44| Pemakaman

523 37 12
                                    

Assalamu'alaikum

Haii, gimana kabarnya? Lama gak interaksi ya?

Maaf banget udah ninggalin kalian selama beberapa bulan ini, pikiranku lagi mumet, dan aku habis bernafas sejenak🙂✌

Sekarang aku kembali, setelah istirahat lumayan lama, terimakasih buat yang suka nungguin aku up🥺🙏

Ada yang kangen???

Okelah, Happy reading semua🤍🤍

Notes; baca chap 43 dulu, biar gak lupa sama alurnya

[Bagian 44; Pemakaman]

***

Berita meninggalnya Raka, mampu menggemparkan pesantren Al-Amin. Disebabkan menolong Ning- mereka yaitu Halwa dari kecelakaan kemarin.

Semua warga pesantren turut berdukacita atas kepergian Raka yang mana pernah hidup di pesantren itu juga.

Acara pemakaman nya akan dilaksanakan pagi ini.

Zayyan, Fahim, Raihan dan Haikal mengikuti acara pemakamannya juga.

Halwa, wanita itu pun juga kini berdiri lemas dengan Daiva, Zalfa dan Zahra disampingnya. Dia memakai kacamata hitam dan masker dengan tujuan untuk menutupi kesedihannya.

Dirinya merasa bersalah atas kepergian Raka. Tidak, bukan hanya atas hal itu. Dia juga merasa bersalah karena tidak pernah menghargai Raka.

Seandainya Halwa tahu hari ini akan tiba, mungkin dia akan mendengarkan semua hal yang ingin Raka sampaikan.

Mungkin dia akan menanyakan mengapa Raka bisa setulus itu pada dirinya?

Mengapa Raka masih menunggu dirinya yang sudah bersama orang lain?

Mengapa cinta Raka begitu besar pada Halwa yang tidak ada apa-apa nya?

Tapi itu hanya seandainya, sekarang hal itu tidak bisa Halwa tanyakan. Yang bisa dilakukan mungkin hanya memendam saja semua pertanyaan tersebut.

Tahap demi tahap telah dilalui dalam prosesi pemakaman Raka. Kini satu persatu orang-orang mulai meninggalkan pemakamannya.

Daiva, Zalfa dan Zahra pun memutuskan untuk kembali terlebih dahulu ke pesantren. Mereka membiarkan Halwa disini lebih lama.
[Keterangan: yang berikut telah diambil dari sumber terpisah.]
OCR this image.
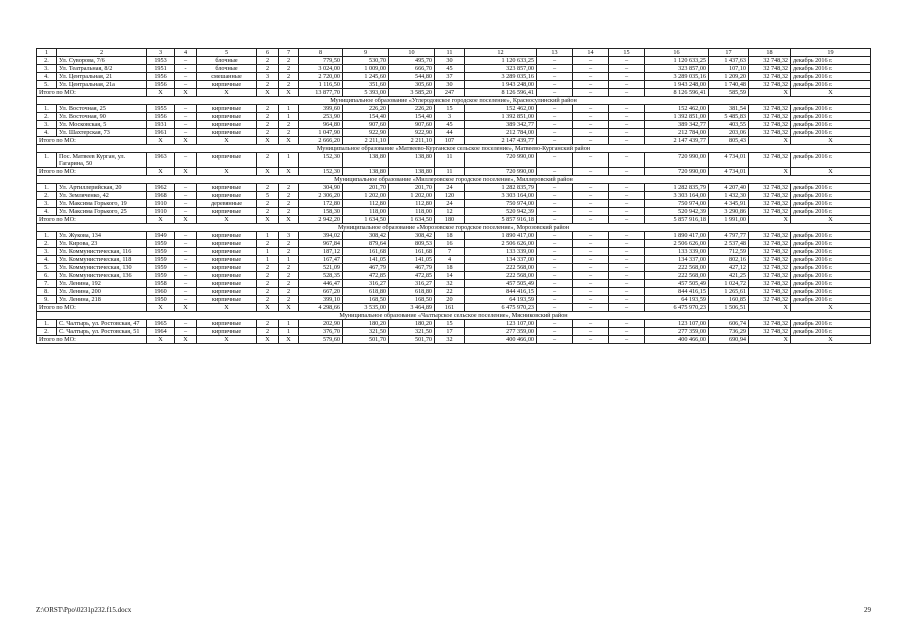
1	2	3	4	5	6	7	8	9	10	11	12	13	14	15	16	17	18	19
2.	Ул. Суворова, 7/6	1953	–	блочные	2	2	779,50	530,70	495,70	30	1 120 633,25	–	–	–	1 120 633,25	1 437,63	32 748,32	декабрь 2016 г.
3.	Ул. Театральная, 8/2	1951	-	блочные	2	2	3 024,00	1 009,00	666,70	45	323 857,00	–	–	–	323 857,00	107,10	32 748,32	декабрь 2016 г.
4.	Ул. Центральная, 21	1956	–	смешанные	3	2	2 720,00	1 245,60	544,80	37	3 289 035,16	–	–	–	3 289 035,16	1 209,20	32 748,32	декабрь 2016 г.
5.	Ул. Центральная, 21а	1956	–	кирпичные	2	2	1 116,50	351,60	305,60	30	1 943 248,00	–	–	–	1 943 248,00	1 740,48	32 748,32	декабрь 2016 г.
Итого по МО:		X	X	X	X	X	13 877,70	5 393,00	3 585,20	247	8 126 596,41	–	–	–	8 126 596,41	585,59	X	X
Муниципальное образование «Углеродовское городское поселение», Красносулинский район																		
1.	Ул. Восточная, 25	1955	–	кирпичные	2	1	399,60	226,20	226,20	15	152 462,00	–	–	–	152 462,00	381,54	32 748,32	декабрь 2016 г.
2.	Ул. Восточная, 90	1956	–	кирпичные	2	1	253,90	154,40	154,40	3	1 392 851,00	–	–	–	1 392 851,00	5 485,83	32 748,32	декабрь 2016 г.
3.	Ул. Московская, 5	1931	–	кирпичные	2	2	964,80	907,60	907,60	45	389 342,77	–	–	–	389 342,77	403,55	32 748,32	декабрь 2016 г.
4.	Ул. Шахтерская, 73	1961	–	кирпичные	2	2	1 047,90	922,90	922,90	44	212 784,00	–	–	–	212 784,00	203,06	32 748,32	декабрь 2016 г.
Итого по МО:		X	X	X	X	X	2 666,20	2 211,10	2 211,10	107	2 147 439,77	–	–	–	2 147 439,77	805,43	X	X
Муниципальное образование «Матвеево-Курганское сельское поселение», Матвеево-Курганский район																		
1.	Пос. Матвеев Курган, ул. Гагарина, 50	1963	–	кирпичные	2	1	152,30	138,80	138,80	11	720 990,00	–	–	–	720 990,00	4 734,01	32 748,32	декабрь 2016 г.
Итого по МО:		X	X	X	X	X	152,30	138,80	138,80	11	720 990,00	–	–	–	720 990,00	4 734,01	X	X
Муниципальное образование «Миллеровское городское поселение», Миллеровский район																		
1.	Ул. Артиллерийская, 20	1962	–	кирпичные	2	2	304,90	201,70	201,70	24	1 282 835,79	–	–	–	1 282 835,79	4 207,40	32 748,32	декабрь 2016 г.
2.	Ул. Земляченко, 42	1968	–	кирпичные	5	2	2 306,20	1 202,00	1 202,00	120	3 303 164,00	–	–	–	3 303 164,00	1 432,30	32 748,32	декабрь 2016 г.
3.	Ул. Максима Горького, 19	1910	–	деревянные	2	2	172,80	112,80	112,80	24	750 974,00	–	–	–	750 974,00	4 345,91	32 748,32	декабрь 2016 г.
4.	Ул. Максима Горького, 25	1910	–	кирпичные	2	2	158,30	118,00	118,00	12	520 942,39	–	–	–	520 942,39	3 290,86	32 748,32	декабрь 2016 г.
Итого по МО:		X	X	X	X	X	2 942,20	1 634,50	1 634,50	180	5 857 916,18	–	–	–	5 857 916,18	1 991,00	X	X
Муниципальное образование «Морозовское городское поселение», Морозовский район																		
1.	Ул. Жукова, 134	1949	–	кирпичные	1	3	394,02	308,42	308,42	18	1 890 417,00	–	–	–	1 890 417,00	4 797,77	32 748,32	декабрь 2016 г.
2.	Ул. Кирова, 23	1959	–	кирпичные	2	2	967,84	879,64	809,53	16	2 506 626,00	–	–	–	2 506 626,00	2 537,48	32 748,32	декабрь 2016 г.
3.	Ул. Коммунистическая, 116	1959	–	кирпичные	1	2	187,12	161,68	161,68	7	133 339,00	–	–	–	133 339,00	712,59	32 748,32	декабрь 2016 г.
4.	Ул. Коммунистическая, 118	1959	–	кирпичные	1	1	167,47	141,05	141,05	4	134 337,00	–	–	–	134 337,00	802,16	32 748,32	декабрь 2016 г.
5.	Ул. Коммунистическая, 130	1959	–	кирпичные	2	2	521,09	467,79	467,79	18	222 568,00	–	–	–	222 568,00	427,12	32 748,32	декабрь 2016 г.
6.	Ул. Коммунистическая, 136	1959	–	кирпичные	2	2	528,35	472,85	472,85	14	222 568,00	–	–	–	222 568,00	421,25	32 748,32	декабрь 2016 г.
7.	Ул. Ленина, 192	1958	–	кирпичные	2	2	446,47	316,27	316,27	32	457 505,49	–	–	–	457 505,49	1 024,72	32 748,32	декабрь 2016 г.
8.	Ул. Ленина, 200	1960	–	кирпичные	2	2	667,20	618,80	618,80	22	844 416,15	–	–	–	844 416,15	1 265,61	32 748,32	декабрь 2016 г.
9.	Ул. Ленина, 218	1950	–	кирпичные	2	2	399,10	168,50	168,50	20	64 193,59	–	–	–	64 193,59	160,85	32 748,32	декабрь 2016 г.
Итого по МО:		X	X	X	X	X	4 298,66	3 535,00	3 464,89	161	6 475 970,23	–	–	–	6 475 970,23	1 506,51	X	X
Муниципальное образование «Чалтырское сельское поселение», Мясниковский район																		
1.	С. Чалтырь, ул. Ростовская, 47	1965	–	кирпичные	2	1	202,90	180,20	180,20	15	123 107,00	–	–	–	123 107,00	606,74	32 748,32	декабрь 2016 г.
2.	С. Чалтырь, ул. Ростовская, 51	1964	–	кирпичные	2	1	376,70	321,50	321,50	17	277 359,00	–	–	–	277 359,00	736,29	32 748,32	декабрь 2016 г.
Итого по МО:		X	X	X	X	X	579,60	501,70	501,70	32	400 466,00	–	–	–	400 466,00	690,94	X	X
Z:\ORST\Ppo\0231p232.f15.docx	29
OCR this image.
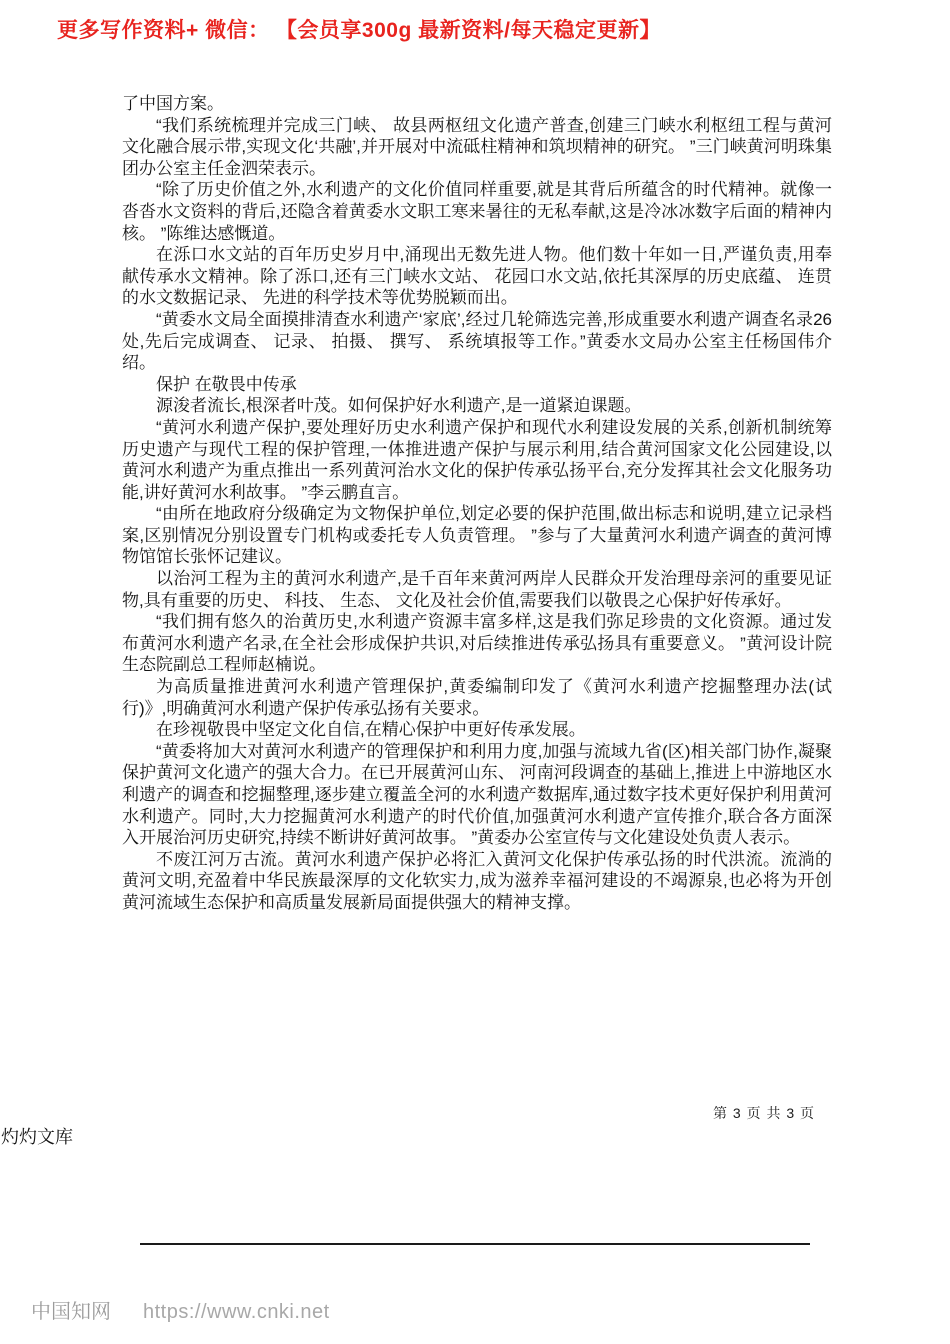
更多写作资料+ 微信： 【会员享300g 最新资料/每天稳定更新】

了中国方案。

“我们系统梳理并完成三门峡、 故县两枢纽文化遗产普查,创建三门峡水利枢纽工程与黄河文化融合展示带,实现文化‘共融’,并开展对中流砥柱精神和筑坝精神的研究。 ”三门峡黄河明珠集团办公室主任金泗荣表示。

“除了历史价值之外,水利遗产的文化价值同样重要,就是其背后所蕴含的时代精神。就像一沓沓水文资料的背后,还隐含着黄委水文职工寒来暑往的无私奉献,这是冷冰冰数字后面的精神内核。 ”陈维达感慨道。

在泺口水文站的百年历史岁月中,涌现出无数先进人物。他们数十年如一日,严谨负责,用奉献传承水文精神。除了泺口,还有三门峡水文站、 花园口水文站,依托其深厚的历史底蕴、 连贯的水文数据记录、 先进的科学技术等优势脱颖而出。

“黄委水文局全面摸排清查水利遗产‘家底’,经过几轮筛选完善,形成重要水利遗产调查名录26 处,先后完成调查、 记录、 拍摄、 撰写、 系统填报等工作。”黄委水文局办公室主任杨国伟介绍。

保护 在敬畏中传承

源浚者流长,根深者叶茂。如何保护好水利遗产,是一道紧迫课题。

“黄河水利遗产保护,要处理好历史水利遗产保护和现代水利建设发展的关系,创新机制统筹历史遗产与现代工程的保护管理,一体推进遗产保护与展示利用,结合黄河国家文化公园建设,以黄河水利遗产为重点推出一系列黄河治水文化的保护传承弘扬平台,充分发挥其社会文化服务功能,讲好黄河水利故事。 ”李云鹏直言。

“由所在地政府分级确定为文物保护单位,划定必要的保护范围,做出标志和说明,建立记录档案,区别情况分别设置专门机构或委托专人负责管理。 ”参与了大量黄河水利遗产调查的黄河博物馆馆长张怀记建议。

以治河工程为主的黄河水利遗产,是千百年来黄河两岸人民群众开发治理母亲河的重要见证物,具有重要的历史、 科技、 生态、 文化及社会价值,需要我们以敬畏之心保护好传承好。

“我们拥有悠久的治黄历史,水利遗产资源丰富多样,这是我们弥足珍贵的文化资源。通过发布黄河水利遗产名录,在全社会形成保护共识,对后续推进传承弘扬具有重要意义。 ”黄河设计院生态院副总工程师赵楠说。

为高质量推进黄河水利遗产管理保护,黄委编制印发了《黄河水利遗产挖掘整理办法(试行)》,明确黄河水利遗产保护传承弘扬有关要求。

在珍视敬畏中坚定文化自信,在精心保护中更好传承发展。

“黄委将加大对黄河水利遗产的管理保护和利用力度,加强与流域九省(区)相关部门协作,凝聚保护黄河文化遗产的强大合力。在已开展黄河山东、 河南河段调查的基础上,推进上中游地区水利遗产的调查和挖掘整理,逐步建立覆盖全河的水利遗产数据库,通过数字技术更好保护利用黄河水利遗产。同时,大力挖掘黄河水利遗产的时代价值,加强黄河水利遗产宣传推介,联合各方面深入开展治河历史研究,持续不断讲好黄河故事。 ”黄委办公室宣传与文化建设处负责人表示。

不废江河万古流。黄河水利遗产保护必将汇入黄河文化保护传承弘扬的时代洪流。流淌的黄河文明,充盈着中华民族最深厚的文化软实力,成为滋养幸福河建设的不竭源泉,也必将为开创黄河流域生态保护和高质量发展新局面提供强大的精神支撑。

第 3 页 共 3 页
灼灼文库
中国知网 https://www.cnki.net
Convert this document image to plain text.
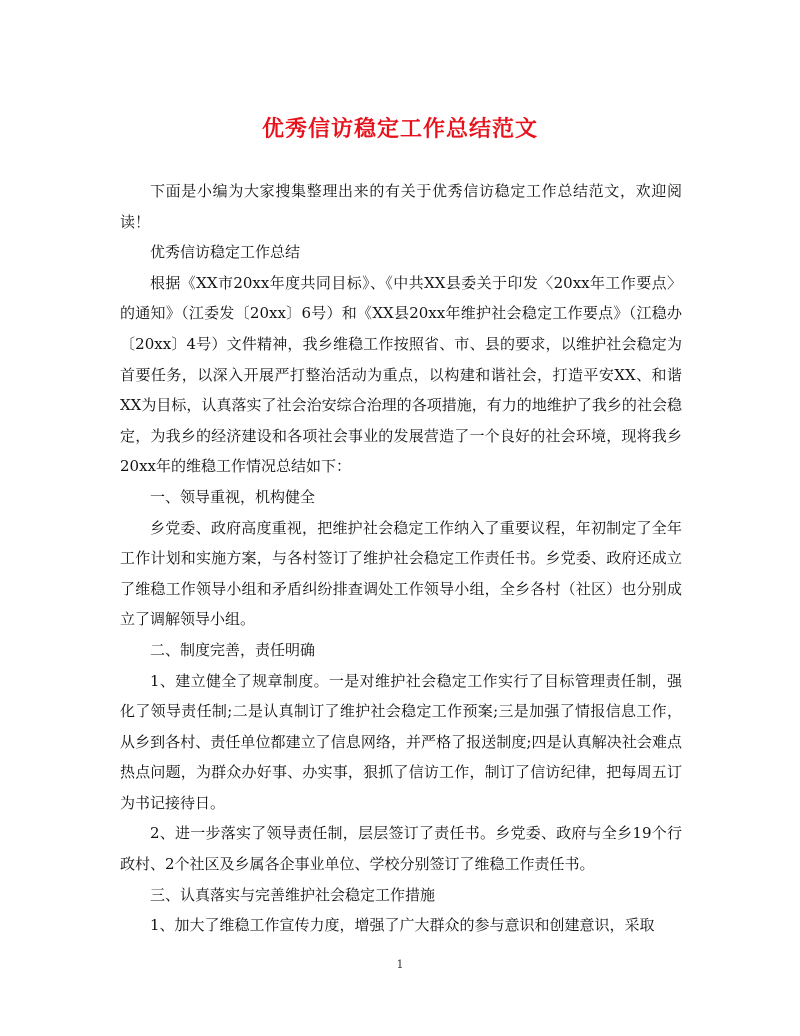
优秀信访稳定工作总结范文

下面是小编为大家搜集整理出来的有关于优秀信访稳定工作总结范文，欢迎阅读！

优秀信访稳定工作总结

根据《XX市20xx年度共同目标》、《中共XX县委关于印发〈20xx年工作要点〉的通知》（江委发〔20xx〕6号）和《XX县20xx年维护社会稳定工作要点》（江稳办〔20xx〕4号）文件精神，我乡维稳工作按照省、市、县的要求，以维护社会稳定为首要任务，以深入开展严打整治活动为重点，以构建和谐社会，打造平安XX、和谐XX为目标，认真落实了社会治安综合治理的各项措施，有力的地维护了我乡的社会稳定，为我乡的经济建设和各项社会事业的发展营造了一个良好的社会环境，现将我乡20xx年的维稳工作情况总结如下：

一、领导重视，机构健全

乡党委、政府高度重视，把维护社会稳定工作纳入了重要议程，年初制定了全年工作计划和实施方案，与各村签订了维护社会稳定工作责任书。乡党委、政府还成立了维稳工作领导小组和矛盾纠纷排查调处工作领导小组，全乡各村（社区）也分别成立了调解领导小组。

二、制度完善，责任明确

1、建立健全了规章制度。一是对维护社会稳定工作实行了目标管理责任制，强化了领导责任制;二是认真制订了维护社会稳定工作预案;三是加强了情报信息工作，从乡到各村、责任单位都建立了信息网络，并严格了报送制度;四是认真解决社会难点热点问题，为群众办好事、办实事，狠抓了信访工作，制订了信访纪律，把每周五订为书记接待日。

2、进一步落实了领导责任制，层层签订了责任书。乡党委、政府与全乡19个行政村、2个社区及乡属各企事业单位、学校分别签订了维稳工作责任书。

三、认真落实与完善维护社会稳定工作措施

1、加大了维稳工作宣传力度，增强了广大群众的参与意识和创建意识，采取

1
"Halwa... Udah yu, kita pulang sekarang." Ajak Zayyan dengan lembut.

Halwa menggeleng lemah, "Kamu tunggu dimobil aja, mas."

"Oke, jangan lama ya?" Halwa tak menjawab, ia hanya mengangguk pelan.

Saat sudah benar-benar tidak ada orang. Halwa membuka kacamatanya, ia mulai mendekat lalu menatap nanar batu nisan dihadapannya yang tertera nama Raka.

"Rak.. Aku bawa bunga buat kamu, ini jadi bunga terakhir yang ada di pemakaman kamu hari ini."

"Kenapa secepat ini? Seharusnya kamu bahagia dulu, harusnya kamu punya istri dulu, kenapa harus cinta sama aku?" Tanya Halwa dengan lemah, ia sudah tak mampu lagi menangis, rasanya air mata nya sudah habis semalaman.

"Aku gak bisa lama-lama, maaf. Dan terimakasih, Raka..."

"Aku bakal inget terus semua kebaikan kamu, aku bakal ceritain semua kebaikan kamu sama anak-anak ku nanti."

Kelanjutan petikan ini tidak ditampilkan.